Is increment an integer atomic in x86?

Question

On a multicore x86 machine, Say a thread executing on core1 increments an integer variable a at the same time thread on core 2 also increments it. Given that the initial value of a was 0, would it always be 2 in the end? Or it could have some other value? Assume that a is declared as volatile and we are not using atomic variables (such as atomic<> of C++ and built in atomic operations in gcc).

If the value of a would indeed be always 2 in such event, does that mean that a long int in x86-64 would also have the same property, that is, a will always be 2 in the end?

Answer 1

The increment-memory machine instruction on an X86 is atomic only if you use it with a LOCK prefix.

x++ in C and C++ doesn't have atomic behavior. If you do unlocked increments, due to races in which processor is reading and writing X, if two separate processors attempt an increment, you can end up with just one increment or both being seen (the second processor may have read the initial value, incremented it, and written it back after the first writes its results back).

I believe that C++11 offers atomic increments, and most vendor compilers have an idiomatic way to cause an atomic increment of certain built-in integer types (typically int and long); see your compiler reference manual.

If you want to increment a "large value" (say, a multiprecision integer), you need to do so with using some standard locking mechanism such as a semaphore.

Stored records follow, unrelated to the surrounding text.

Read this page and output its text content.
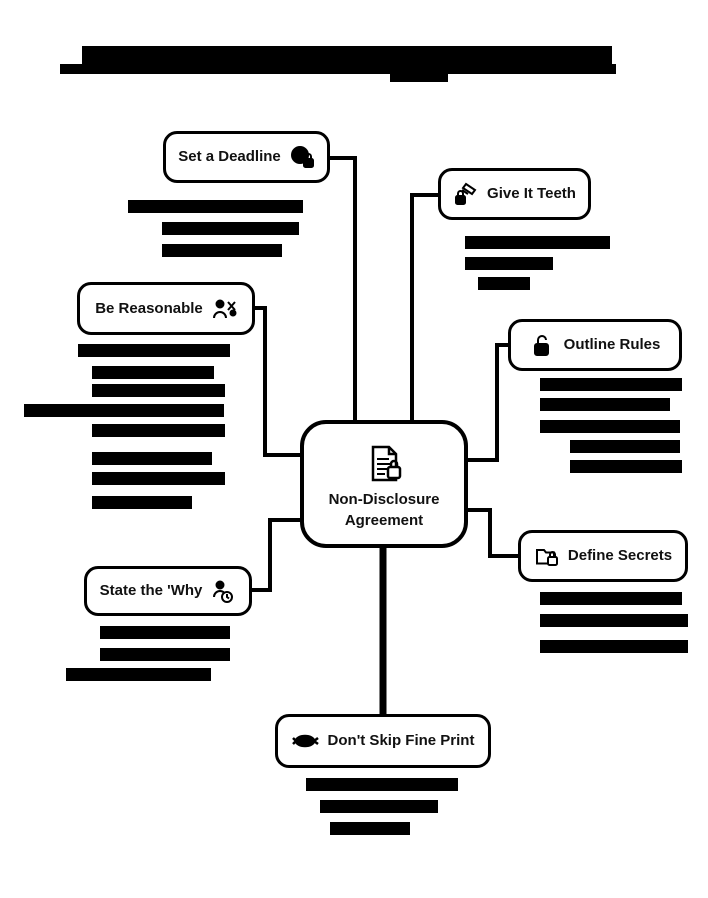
Set a Deadline
Give It Teeth
Be Reasonable
Outline Rules
Define Secrets
State the 'Why
Don't Skip Fine Print
Non-Disclosure
Agreement
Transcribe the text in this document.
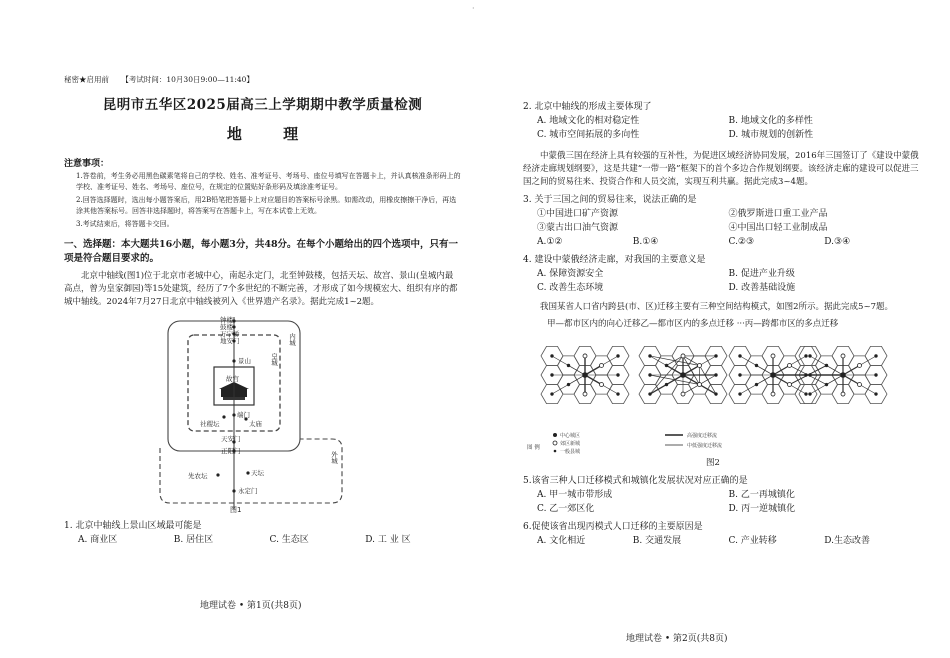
·
秘密★启用前 【考试时间：10月30日9:00—11:40】
昆明市五华区2025届高三上学期期中教学质量检测
地 理
注意事项：

1.答卷前，考生务必用黑色碳素笔将自己的学校、姓名、准考证号、考场号、座位号填写在答题卡上，并认真核准条形码上的学校、准考证号、姓名、考场号、座位号，在规定的位置贴好条形码及填涂准考证号。

2.回答选择题时，选出每小题答案后，用2B铅笔把答题卡上对应题目的答案标号涂黑。如需改动，用橡皮擦擦干净后，再选涂其他答案标号。回答非选择题时，将答案写在答题卡上，写在本试卷上无效。

3.考试结束后，将答题卡交回。

一、选择题：本大题共16小题，每小题3分，共48分。在每个小题给出的四个选项中，只有一项是符合题目要求的。

北京中轴线(图1)位于北京市老城中心，南起永定门，北至钟鼓楼，包括天坛、故宫、景山(皇城内最高点，曾为皇家御园)等15处建筑，经历了7个多世纪的不断完善，才形成了如今规模宏大、组织有序的都城中轴线。2024年7月27日北京中轴线被列入《世界遗产名录》。据此完成1~2题。

钟楼
鼓楼
万宁桥
地安门
景山
故宫
端门
社稷坛	太庙
天安门
正阳门
先农坛	天坛
永定门
内城
皇城
外城
图1
1. 北京中轴线上景山区域最可能是
A. 商业区	B. 居住区	C. 生态区	D. 工 业 区
地理试卷 • 第1页(共8页)
2. 北京中轴线的形成主要体现了
A. 地域文化的相对稳定性	B. 地域文化的多样性
C. 城市空间拓展的多向性	D. 城市规划的创新性

中蒙俄三国在经济上具有较强的互补性，为促进区域经济协同发展，2016年三国签订了《建设中蒙俄经济走廊规划纲要》，这是共建“一带一路”框架下的首个多边合作规划纲要。该经济走廊的建设可以促进三国之间的贸易往来、投资合作和人员交流，实现互利共赢。据此完成3~4题。

3. 关于三国之间的贸易往来，说法正确的是
①中国进口矿产资源	②俄罗斯进口重工业产品
③蒙古出口油气资源	④中国出口轻工业制成品
A.①②	B.①④	C.②③	D.③④
4. 建设中蒙俄经济走廊，对我国的主要意义是
A. 保障资源安全	B. 促进产业升级
C. 改善生态环境	D. 改善基础设施

我国某省人口省内跨县(市、区)迁移主要有三种空间结构模式，如图2所示。据此完成5~7题。

甲—都市区内的向心迁移乙—都市区内的多点迁移 ···丙—跨都市区的多点迁移
图 例
中心城区
郊区新城
一般县城
高强度迁移流
中低强度迁移流
图2
5.该省三种人口迁移模式和城镇化发展状况对应正确的是
A. 甲一城市带形成	B. 乙一再城镇化
C. 乙一郊区化	D. 丙一逆城镇化
6.促使该省出现丙模式人口迁移的主要原因是
A. 文化相近	B. 交通发展	C. 产业转移	D.生态改善
地理试卷 • 第2页(共8页)
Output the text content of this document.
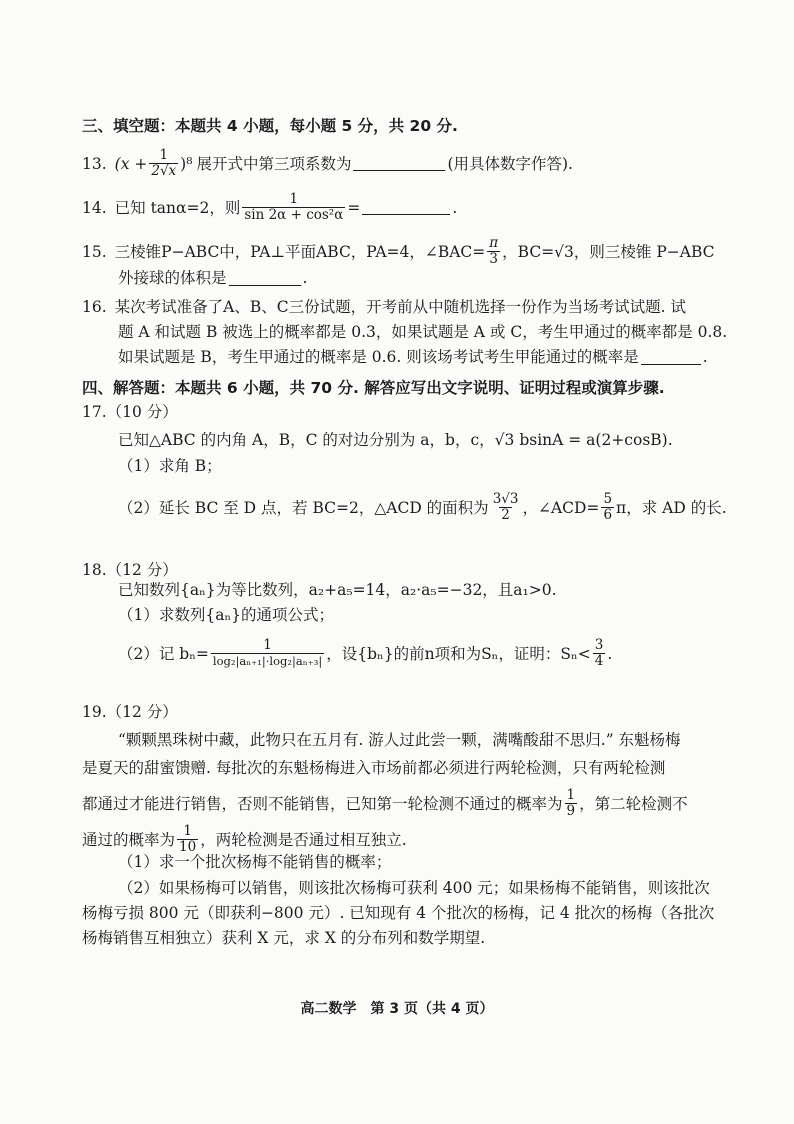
三、填空题：本题共 4 小题，每小题 5 分，共 20 分.
13. $(x + \frac{1}{2√x} )^8$ 展开式中第三项系数为	(用具体数字作答).
14. 已知 tanα=2，则 $\frac{1}{\text{sin 2α + cos²α}}$ =	.
15. 三棱锥P−ABC中，PA⊥平面ABC，PA=4，∠BAC= $\frac{\pi}{3}$ ，BC=√3，则三棱锥 P−ABC
外接球的体积是	.
16. 某次考试准备了A、B、C三份试题，开考前从中随机选择一份作为当场考试试题. 试
题 A 和试题 B 被选上的概率都是 0.3，如果试题是 A 或 C，考生甲通过的概率都是 0.8.
如果试题是 B，考生甲通过的概率是 0.6. 则该场考试考生甲能通过的概率是	.
四、解答题：本题共 6 小题，共 70 分. 解答应写出文字说明、证明过程或演算步骤.
17.（10 分）
已知△ABC 的内角 A，B，C 的对边分别为 a，b，c，√3 bsinA = a(2+cosB).
（1）求角 B；
（2）延长 BC 至 D 点，若 BC=2，△ACD 的面积为 $\frac{3√3}{2}$ ，∠ACD= $\frac{5}{6}$ π，求 AD 的长.
18.（12 分）
已知数列{aₙ}为等比数列，a₂+a₅=14，a₂·a₅=−32，且a₁>0.
（1）求数列{aₙ}的通项公式；
（2）记 $b_n= \frac{1}{\text{log₂|aₙ₊₁|·log₂|aₙ₊₃|}}$ ，设{bₙ}的前n项和为Sₙ，证明：$S_n< \frac{3}{4}$ .
19.（12 分）
“颗颗黑珠树中藏，此物只在五月有. 游人过此尝一颗，满嘴酸甜不思归.” 东魁杨梅
是夏天的甜蜜馈赠. 每批次的东魁杨梅进入市场前都必须进行两轮检测，只有两轮检测
都通过才能进行销售，否则不能销售，已知第一轮检测不通过的概率为 $\frac{1}{9}$ ，第二轮检测不
通过的概率为 $\frac{1}{10}$ ，两轮检测是否通过相互独立.
（1）求一个批次杨梅不能销售的概率；
（2）如果杨梅可以销售，则该批次杨梅可获利 400 元；如果杨梅不能销售，则该批次
杨梅亏损 800 元（即获利−800 元）. 已知现有 4 个批次的杨梅，记 4 批次的杨梅（各批次
杨梅销售互相独立）获利 X 元，求 X 的分布列和数学期望.
高二数学　第 3 页（共 4 页）
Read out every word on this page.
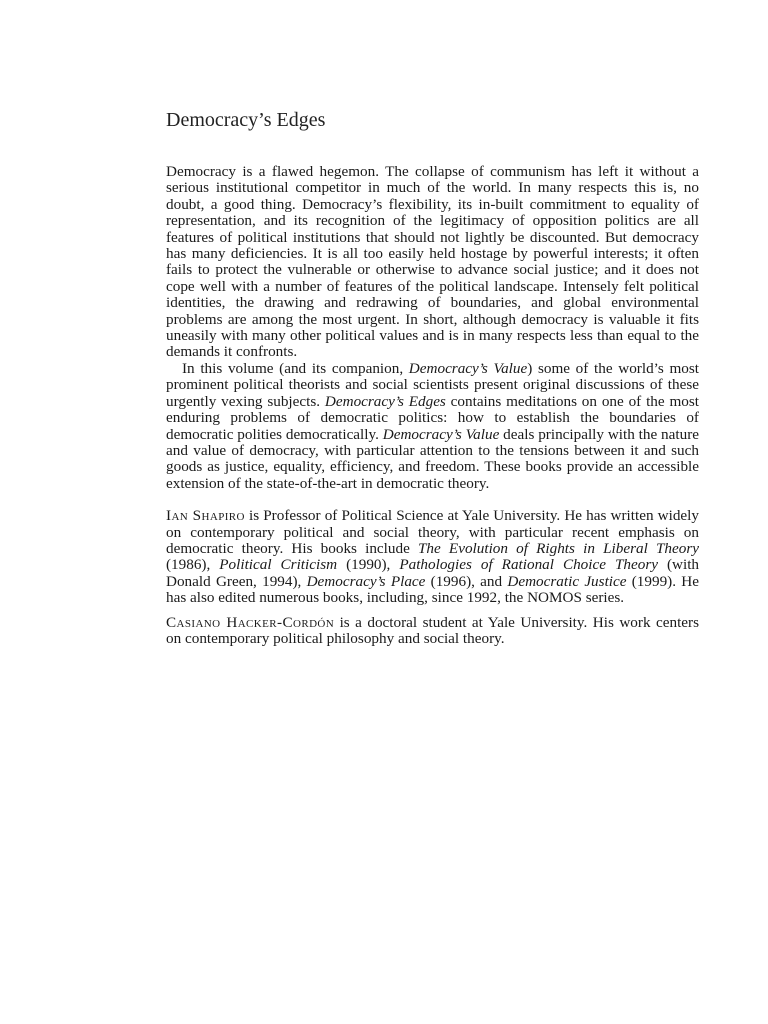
Democracy’s Edges

Democracy is a flawed hegemon. The collapse of communism has left it without a serious institutional competitor in much of the world. In many respects this is, no doubt, a good thing. Democracy’s flexibility, its in-built commitment to equality of representation, and its recognition of the legitimacy of opposition politics are all features of political institutions that should not lightly be discounted. But democracy has many deficiencies. It is all too easily held hostage by powerful interests; it often fails to protect the vulnerable or otherwise to advance social justice; and it does not cope well with a number of features of the political landscape. Intensely felt political identities, the drawing and redrawing of boundaries, and global environmental problems are among the most urgent. In short, although democracy is valuable it fits uneasily with many other political values and is in many respects less than equal to the demands it confronts.

In this volume (and its companion, Democracy’s Value) some of the world’s most prominent political theorists and social scientists present original discussions of these urgently vexing subjects. Democracy’s Edges contains meditations on one of the most enduring problems of democratic politics: how to establish the boundaries of democratic polities democratically. Democracy’s Value deals principally with the nature and value of democracy, with particular attention to the tensions between it and such goods as justice, equality, efficiency, and freedom. These books provide an accessible extension of the state-of-the-art in democratic theory.

Ian Shapiro is Professor of Political Science at Yale University. He has written widely on contemporary political and social theory, with particular recent emphasis on democratic theory. His books include The Evolution of Rights in Liberal Theory (1986), Political Criticism (1990), Pathologies of Rational Choice Theory (with Donald Green, 1994), Democracy’s Place (1996), and Democratic Justice (1999). He has also edited numerous books, including, since 1992, the NOMOS series.

Casiano Hacker-Cordón is a doctoral student at Yale University. His work centers on contemporary political philosophy and social theory.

Note that you need to worry about atomic reads, too. On the x86, reading a 32 or 64 bit value happens to be atomic if it is 64-bit word aligned. That won't be true of a "large value"; again you'll need some standard lock.

Answer 2

Here's one proof it is not atomic in a particular implementation (gcc), As you can see (?), gcc generates code that

1. loads the value from memory to a register
2. increments the content of the register
3. saves the register back to memory.

That's very far from being atomic.

$ cat t.c
volatile int a;

void func(void)
{
    a++;
}
[19:51:52 0 ~] $ gcc -O2 -c t.c
[19:51:55 0 ~] $ objdump -d t.o

t.o:     file format elf32-i386


Disassembly of section .text:

00000000 <func>:
   0:   a1 00 00 00 00          mov    0x0,%eax
   5:   83 c0 01                add    $0x1,%eax
   8:   a3 00 00 00 00          mov    %eax,0x0
   d:   c3                      ret

Don't be fooled by the 0x0 in the mov instruction, there's room for 4 bytes there, and the linker will fill in the resulting memory address for a there when this object file is linked.

Answer 3

Since no one has answered your actual question and instead are showing you how to do it in a way that always works:

Thread 1 loads value of 0

Thread 2 loads value of 0

Thread 1 increments an stores 1

Thread 2 increments its local register copy of value and stores 1.

As you can see the end result is a value equal to 1 and not 2. It will not always be 2 at the end.

Answer 4

It’s not guaranteed. You can use the lock xadd instruction to achieve the same effect, or use C++ std::atomic, or use #pragma omp atomic, or any number of other concurrency solutions that have been written to save you the trouble of reinventing the wheel.